The Great Plains states that run south from Canada to Texas, tucked between the Rocky Mountains and the Mississippi River, are increasingly turning to cheap wind power to generate electricity. It’s a shift that’s eating into coal’s dwindling share of America’s power plant pie.
In Texas, which burns more coal than any other state, wind generation has grown almost 10-fold since 2005.
That’s come as coal use there slid in April to the lowest in 14 years. Nebraska, Iowa, Kansas, Minnesota, Missouri and the Dakotas have all seen a similar or starker re-balancing in a region known for its broad, flat terrain. The changes are part of a larger-scale war being waged worldwide between coal, natural gas and renewables including wind.
“It’s a three-way cage fight,” said Michael Webber, deputy director of the Energy Institute at the University of Texas at Austin.
In 2005, the US had about 9,000 megawatts of wind capacity. That’s grown to 69,471 megawatts, and more than 13,250 are under construction, according to data from the American Wind Energy Association.
The rapid emergence of wind is hurting coal in two ways. On breezy days, the fossil fuel must compete head-to-head against turbines powered by free wind. When the wind fluctuates, natural gas-fired plants that can start up quicker than coal-burning units are often called in to make up for the lost power.
Of course, wind is intermittent. Sometimes it blows and sometimes it doesn’t. If all the country’s turbines were to turn at normal rates, wind power could displace 96.5 million tons of coal, or one-eighth of this year’s projected consumption, according to an analysis by Grand Junction, Colorado-based Doyle Trading Consultants.

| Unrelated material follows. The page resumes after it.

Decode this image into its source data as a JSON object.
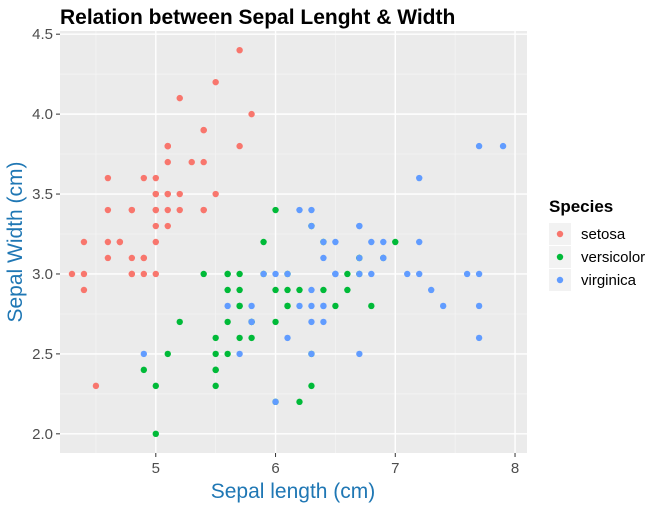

Turbines are ideal for the Great Plains because wind whips over the Rocky Mountains and along the elevated, flat terrain. It’s akin to the wind caught between skyscrapers in metropolitan areas, said Wade Schauer, principal analyst for North America power research at Wood Mackenzie, an Edinburgh, U.K.-based energy consultancy.
Coal producers, meanwhile, are struggling in the sector’s worst downturn in decades, undermined by emissions standards toughened by global warming concerns, cheap natural gas that recently traded below$2 per million British thermal units for the first time since 2012, and the emergence of renewables, including solar and wind power. Walter Energy Inc. and Alpha Natural Resources Inc., both producers of thermal coal, slid into bankruptcy protection this year.
In a windy region that includes Iowa, Kansas, Minnesota, Missouri, Nebraska and the Dakotas, coal fell 13 percent in the four years through 2014, Energy Information Administration data shows. And no state illustrates wind’s impact on fossil fuels more than Texas, which sits at the southernmost tip of the plains.
In the third quarter, Texas installed the most wind power in America with 771 megawatts, according to the American Wind Energy Association, a Washington-based industry group. Its use on the statewide grid run by the Electric Reliability Council of Texas, or Ercot, has jumped to more than 16 gigawatts this year.
The Ercot market dispatches power based on which plants offer the lowest prices. On windy days, power falls to a level that discourages less efficient units from running, according to Warren Lasher, Ercot’s director of system planning. Gas plants are better able to ramp up production, making them easier to operate in tandem with wind farms, he said.
There was a time when coal-fired power generators just hoped for hot or cold weather that would stoke electricity demand, said Emily Medine, a principal at Energy Ventures Analysis, a consultancy in Arlington, Virginia. Now, they “hope the wind doesn’t blow.”